# Where Can i get rims?



## caveman (Apr 28, 2013)

i am interested in getting new rims. i would like some 18s that are white and actually fit the cruze properly. i dont like the look of rims that can fit multiple bolt patterns. does anyone know so good places that have good selections on rims? thanks.


----------



## silverram323 (Mar 16, 2012)

http://bit.ly/1bkXucI


Sent from AutoGuide.com Free App


----------



## iKermit (Dec 13, 2010)

You can check out CarID, one of our vendors, LOTS of wheels to choose from!


----------



## Wrench (Sep 21, 2013)

I bought my 18" Motegi from kxwheels.com. I live in canada so wanted to save $ on shipping. Mounted and balanced. Great service. 


Sent from AutoGuide.com Free App


----------



## trevor_geiger (Nov 29, 2012)

Carid, wheelfire, tirerack are the three I know off the top of my head. 

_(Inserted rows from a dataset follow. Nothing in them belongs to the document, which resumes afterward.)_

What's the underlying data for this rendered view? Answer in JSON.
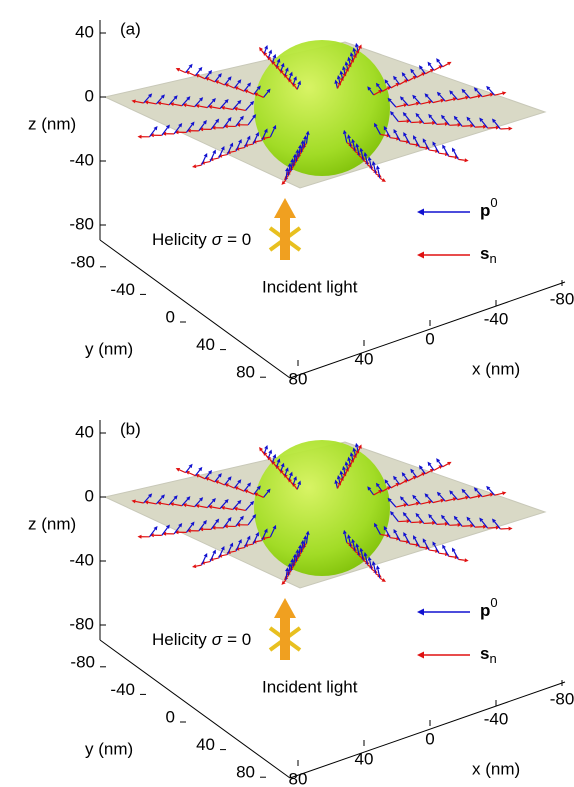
{
  "panels": [
    {
      "label": "(a)",
      "z_axis": {
        "label": "z (nm)",
        "ticks": [
          40,
          0,
          -40,
          -80
        ]
      },
      "y_axis": {
        "label": "y (nm)",
        "ticks": [
          -80,
          -40,
          0,
          40,
          80
        ]
      },
      "x_axis": {
        "label": "x (nm)",
        "ticks": [
          -80,
          -40,
          0,
          40,
          80
        ]
      },
      "helicity": [
        "Helicity",
        "σ",
        "= 0"
      ],
      "incident": "Incident light",
      "legend": [
        {
          "name": "p",
          "mark": "0",
          "color": "#1010d0"
        },
        {
          "name": "s",
          "mark": "n",
          "color": "#e01010"
        }
      ]
    },
    {
      "label": "(b)",
      "z_axis": {
        "label": "z (nm)",
        "ticks": [
          40,
          0,
          -40,
          -80
        ]
      },
      "y_axis": {
        "label": "y (nm)",
        "ticks": [
          -80,
          -40,
          0,
          40,
          80
        ]
      },
      "x_axis": {
        "label": "x (nm)",
        "ticks": [
          -80,
          -40,
          0,
          40,
          80
        ]
      },
      "helicity": [
        "Helicity",
        "σ",
        "= 0"
      ],
      "incident": "Incident light",
      "legend": [
        {
          "name": "p",
          "mark": "0",
          "color": "#1010d0"
        },
        {
          "name": "s",
          "mark": "n",
          "color": "#e01010"
        }
      ]
    }
  ]
}
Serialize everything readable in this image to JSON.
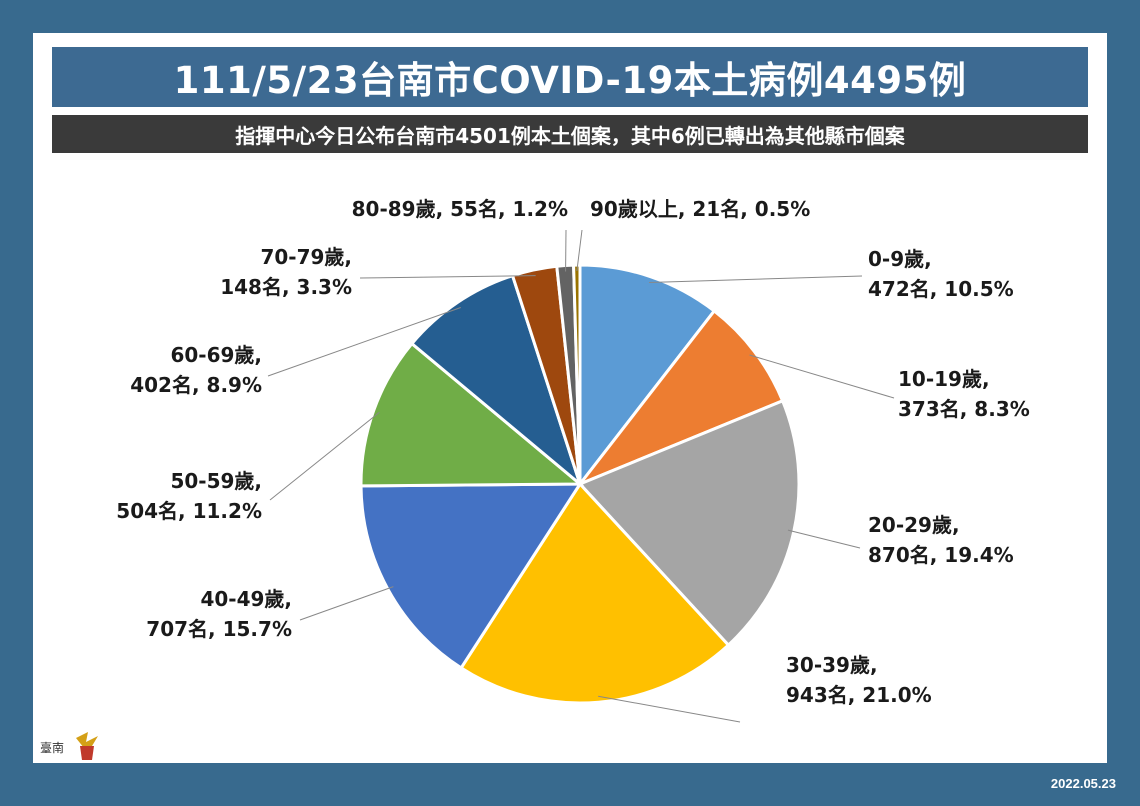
{
  "header": {
    "title": "111/5/23台南市COVID-19本土病例4495例",
    "subtitle": "指揮中心今日公布台南市4501例本土個案，其中6例已轉出為其他縣市個案"
  },
  "footer": {
    "date": "2022.05.23"
  },
  "logo": {
    "text": "臺南"
  },
  "chart_data": {
    "type": "pie",
    "start_angle_deg": 0,
    "direction": "clockwise",
    "slices": [
      {
        "label": "0-9歲",
        "count": 472,
        "percent": 10.5,
        "line1": "0-9歲,",
        "line2": "472名, 10.5%",
        "color": "#5b9bd5"
      },
      {
        "label": "10-19歲",
        "count": 373,
        "percent": 8.3,
        "line1": "10-19歲,",
        "line2": "373名, 8.3%",
        "color": "#ed7d31"
      },
      {
        "label": "20-29歲",
        "count": 870,
        "percent": 19.4,
        "line1": "20-29歲,",
        "line2": "870名, 19.4%",
        "color": "#a5a5a5"
      },
      {
        "label": "30-39歲",
        "count": 943,
        "percent": 21.0,
        "line1": "30-39歲,",
        "line2": "943名, 21.0%",
        "color": "#ffc000"
      },
      {
        "label": "40-49歲",
        "count": 707,
        "percent": 15.7,
        "line1": "40-49歲,",
        "line2": "707名, 15.7%",
        "color": "#4472c4"
      },
      {
        "label": "50-59歲",
        "count": 504,
        "percent": 11.2,
        "line1": "50-59歲,",
        "line2": "504名, 11.2%",
        "color": "#70ad47"
      },
      {
        "label": "60-69歲",
        "count": 402,
        "percent": 8.9,
        "line1": "60-69歲,",
        "line2": "402名, 8.9%",
        "color": "#255e91"
      },
      {
        "label": "70-79歲",
        "count": 148,
        "percent": 3.3,
        "line1": "70-79歲,",
        "line2": "148名, 3.3%",
        "color": "#9e480e"
      },
      {
        "label": "80-89歲",
        "count": 55,
        "percent": 1.2,
        "line1": "80-89歲, 55名, 1.2%",
        "line2": "",
        "color": "#636363"
      },
      {
        "label": "90歲以上",
        "count": 21,
        "percent": 0.5,
        "line1": "90歲以上, 21名, 0.5%",
        "line2": "",
        "color": "#997300"
      }
    ]
  }
}
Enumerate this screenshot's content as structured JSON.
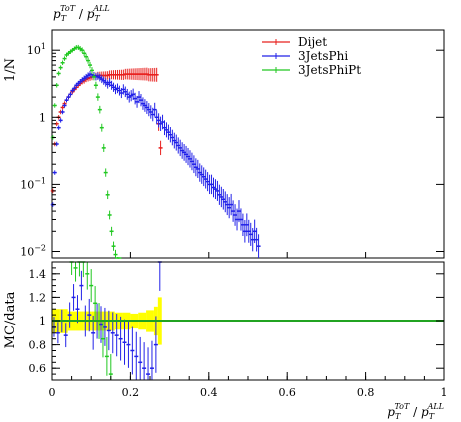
{
  "chart_data": [
    {
      "type": "line",
      "panel": "main",
      "title": "p_T^{ToT} / p_T^{ALL}",
      "title_parts": {
        "base1": "p",
        "sub1": "T",
        "sup1": "ToT",
        "slash": " / ",
        "base2": "p",
        "sub2": "T",
        "sup2": "ALL"
      },
      "ylabel": "1/N",
      "yscale": "log",
      "xlim": [
        0,
        1
      ],
      "ylim": [
        0.008,
        20
      ],
      "yticks": [
        {
          "value": 0.01,
          "base": "10",
          "exp": "−2"
        },
        {
          "value": 0.1,
          "base": "10",
          "exp": "−1"
        },
        {
          "value": 1,
          "base": "1",
          "exp": ""
        },
        {
          "value": 10,
          "base": "10",
          "exp": "1"
        }
      ],
      "legend_position": "top-right",
      "series": [
        {
          "name": "Dijet",
          "color": "#e8201e",
          "x": [
            0.002,
            0.007,
            0.012,
            0.017,
            0.022,
            0.027,
            0.032,
            0.037,
            0.042,
            0.047,
            0.052,
            0.057,
            0.062,
            0.067,
            0.072,
            0.077,
            0.082,
            0.087,
            0.092,
            0.097,
            0.102,
            0.107,
            0.112,
            0.117,
            0.122,
            0.127,
            0.132,
            0.137,
            0.142,
            0.147,
            0.152,
            0.157,
            0.162,
            0.167,
            0.172,
            0.177,
            0.182,
            0.187,
            0.192,
            0.197,
            0.202,
            0.207,
            0.212,
            0.217,
            0.222,
            0.227,
            0.232,
            0.237,
            0.242,
            0.247,
            0.252,
            0.257,
            0.262,
            0.267,
            0.272,
            0.277
          ],
          "y": [
            0.08,
            0.4,
            0.8,
            1.0,
            1.2,
            1.4,
            1.6,
            1.8,
            2.0,
            2.2,
            2.4,
            2.6,
            2.8,
            3.0,
            3.2,
            3.4,
            3.5,
            3.7,
            3.8,
            3.9,
            4.0,
            4.1,
            4.1,
            4.2,
            4.2,
            4.2,
            4.2,
            4.2,
            4.2,
            4.3,
            4.3,
            4.3,
            4.3,
            4.3,
            4.3,
            4.3,
            4.3,
            4.4,
            4.4,
            4.4,
            4.4,
            4.4,
            4.4,
            4.4,
            4.4,
            4.4,
            4.4,
            4.4,
            4.4,
            4.3,
            4.3,
            4.3,
            4.3,
            4.3,
            0.8,
            0.35
          ]
        },
        {
          "name": "3JetsPhi",
          "color": "#2121e8",
          "x": [
            0.002,
            0.007,
            0.012,
            0.017,
            0.022,
            0.027,
            0.032,
            0.037,
            0.042,
            0.047,
            0.052,
            0.057,
            0.062,
            0.067,
            0.072,
            0.077,
            0.082,
            0.087,
            0.092,
            0.097,
            0.102,
            0.107,
            0.112,
            0.117,
            0.122,
            0.127,
            0.132,
            0.137,
            0.142,
            0.147,
            0.152,
            0.157,
            0.162,
            0.167,
            0.172,
            0.177,
            0.182,
            0.187,
            0.192,
            0.197,
            0.202,
            0.207,
            0.212,
            0.217,
            0.222,
            0.227,
            0.232,
            0.237,
            0.242,
            0.247,
            0.252,
            0.257,
            0.262,
            0.267,
            0.272,
            0.277,
            0.282,
            0.287,
            0.292,
            0.297,
            0.302,
            0.307,
            0.312,
            0.317,
            0.322,
            0.327,
            0.332,
            0.337,
            0.342,
            0.347,
            0.352,
            0.357,
            0.362,
            0.367,
            0.372,
            0.377,
            0.382,
            0.387,
            0.392,
            0.397,
            0.402,
            0.407,
            0.412,
            0.417,
            0.422,
            0.427,
            0.432,
            0.437,
            0.442,
            0.447,
            0.452,
            0.457,
            0.462,
            0.467,
            0.472,
            0.477,
            0.482,
            0.487,
            0.492,
            0.497,
            0.502,
            0.507,
            0.512,
            0.517,
            0.522,
            0.527
          ],
          "y": [
            0.05,
            0.15,
            0.4,
            0.7,
            0.9,
            1.2,
            1.5,
            1.8,
            2.0,
            2.2,
            2.5,
            2.7,
            3.0,
            3.2,
            3.4,
            3.6,
            3.8,
            4.0,
            4.2,
            4.4,
            4.3,
            4.2,
            4.0,
            4.1,
            3.9,
            3.7,
            3.5,
            3.3,
            3.1,
            3.3,
            3.0,
            2.8,
            2.6,
            2.7,
            2.5,
            2.3,
            2.6,
            2.4,
            2.2,
            2.0,
            2.1,
            2.2,
            1.9,
            1.7,
            2.0,
            1.8,
            1.6,
            1.5,
            1.4,
            1.3,
            1.2,
            1.1,
            1.3,
            1.0,
            0.9,
            0.8,
            0.85,
            0.7,
            0.65,
            0.6,
            0.55,
            0.5,
            0.45,
            0.42,
            0.38,
            0.35,
            0.32,
            0.3,
            0.28,
            0.26,
            0.24,
            0.22,
            0.2,
            0.18,
            0.17,
            0.15,
            0.14,
            0.13,
            0.12,
            0.11,
            0.1,
            0.1,
            0.09,
            0.085,
            0.08,
            0.07,
            0.065,
            0.06,
            0.055,
            0.05,
            0.045,
            0.05,
            0.04,
            0.035,
            0.03,
            0.04,
            0.03,
            0.025,
            0.02,
            0.025,
            0.02,
            0.018,
            0.015,
            0.02,
            0.015,
            0.012
          ]
        },
        {
          "name": "3JetsPhiPt",
          "color": "#21c821",
          "x": [
            0.002,
            0.007,
            0.012,
            0.017,
            0.022,
            0.027,
            0.032,
            0.037,
            0.042,
            0.047,
            0.052,
            0.057,
            0.062,
            0.067,
            0.072,
            0.077,
            0.082,
            0.087,
            0.092,
            0.097,
            0.102,
            0.107,
            0.112,
            0.117,
            0.122,
            0.127,
            0.132,
            0.137,
            0.142,
            0.147,
            0.152,
            0.157,
            0.162,
            0.167,
            0.172
          ],
          "y": [
            0.5,
            1.5,
            3.0,
            4.5,
            5.5,
            6.5,
            7.5,
            8.5,
            9.0,
            9.5,
            10.0,
            10.5,
            11.0,
            11.0,
            10.5,
            10.0,
            9.0,
            8.0,
            7.0,
            6.0,
            5.0,
            4.0,
            3.0,
            2.0,
            1.3,
            0.7,
            0.35,
            0.15,
            0.07,
            0.035,
            0.02,
            0.012,
            0.009,
            0.007,
            0.005
          ]
        }
      ]
    },
    {
      "type": "line",
      "panel": "ratio",
      "ylabel": "MC/data",
      "xlabel": "p_T^{ToT} / p_T^{ALL}",
      "xlabel_parts": {
        "base1": "p",
        "sub1": "T",
        "sup1": "ToT",
        "slash": " / ",
        "base2": "p",
        "sub2": "T",
        "sup2": "ALL"
      },
      "xlim": [
        0,
        1
      ],
      "ylim": [
        0.5,
        1.5
      ],
      "xticks": [
        {
          "value": 0,
          "label": "0"
        },
        {
          "value": 0.2,
          "label": "0.2"
        },
        {
          "value": 0.4,
          "label": "0.4"
        },
        {
          "value": 0.6,
          "label": "0.6"
        },
        {
          "value": 0.8,
          "label": "0.8"
        },
        {
          "value": 1,
          "label": "1"
        }
      ],
      "yticks": [
        {
          "value": 0.6,
          "label": "0.6"
        },
        {
          "value": 0.8,
          "label": "0.8"
        },
        {
          "value": 1.0,
          "label": "1"
        },
        {
          "value": 1.2,
          "label": "1.2"
        },
        {
          "value": 1.4,
          "label": "1.4"
        }
      ],
      "reference": {
        "value": 1.0,
        "color": "#21a321"
      },
      "band": {
        "color": "#ffff00",
        "x": [
          0.0,
          0.02,
          0.04,
          0.06,
          0.08,
          0.1,
          0.12,
          0.14,
          0.16,
          0.18,
          0.2,
          0.22,
          0.24,
          0.26,
          0.27,
          0.28
        ],
        "half_width": [
          0.1,
          0.1,
          0.08,
          0.08,
          0.08,
          0.08,
          0.08,
          0.08,
          0.07,
          0.07,
          0.06,
          0.07,
          0.09,
          0.12,
          0.2,
          0.0
        ]
      },
      "series": [
        {
          "name": "3JetsPhi",
          "color": "#2121e8",
          "x": [
            0.005,
            0.015,
            0.025,
            0.035,
            0.045,
            0.055,
            0.065,
            0.075,
            0.085,
            0.095,
            0.105,
            0.115,
            0.125,
            0.135,
            0.145,
            0.155,
            0.165,
            0.175,
            0.185,
            0.195,
            0.205,
            0.215,
            0.225,
            0.235,
            0.245,
            0.255,
            0.265,
            0.275
          ],
          "y": [
            0.95,
            0.9,
            1.0,
            0.88,
            1.05,
            1.2,
            1.1,
            1.3,
            1.0,
            1.05,
            0.9,
            1.0,
            0.97,
            0.95,
            0.92,
            0.9,
            0.88,
            0.85,
            0.82,
            0.8,
            0.75,
            0.7,
            0.65,
            0.6,
            0.55,
            0.6,
            0.8,
            1.5
          ]
        },
        {
          "name": "3JetsPhiPt",
          "color": "#21c821",
          "x": [
            0.05,
            0.06,
            0.07,
            0.08,
            0.09,
            0.1,
            0.11,
            0.12,
            0.13,
            0.14,
            0.15
          ],
          "y": [
            1.5,
            1.45,
            1.5,
            1.5,
            1.4,
            1.3,
            1.15,
            1.0,
            0.85,
            0.7,
            0.55
          ]
        }
      ]
    }
  ]
}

Sent from AutoGuide.com Free App


----------



## 7becker7 (Apr 2, 2013)

without starting another thread.. Anyone know if these would fit a cruze? Tenzo R wheels 4-bolt uni-lug bolt pattern, they have them listed for sale near me. Said they came off a Cobalt.


----------



## evo77 (Sep 5, 2011)

7becker7 said:


> without starting another thread.. Anyone know if these would fit a cruze? Tenzo R wheels 4-bolt uni-lug bolt pattern, they have them listed for sale near me. Said they came off a Cobalt.
> View attachment 39266


Cruze bolt pattern is 5x105.
Cruze diesel is 5x115.

You will need to find a 10 hole wheel (or 5) that carries the correct bolt pattern as shown above depending on the model you own.


----------



## 7becker7 (Apr 2, 2013)

gotchya. thanks. i knew the cruze succeeded the cobalt so i didnt know if they were similar bolt.


----------



## NYCruze2012 (Jan 16, 2012)

I wonder why the Cruze diesels bolt pattern is slightly larger than the regular gas Cruze?


----------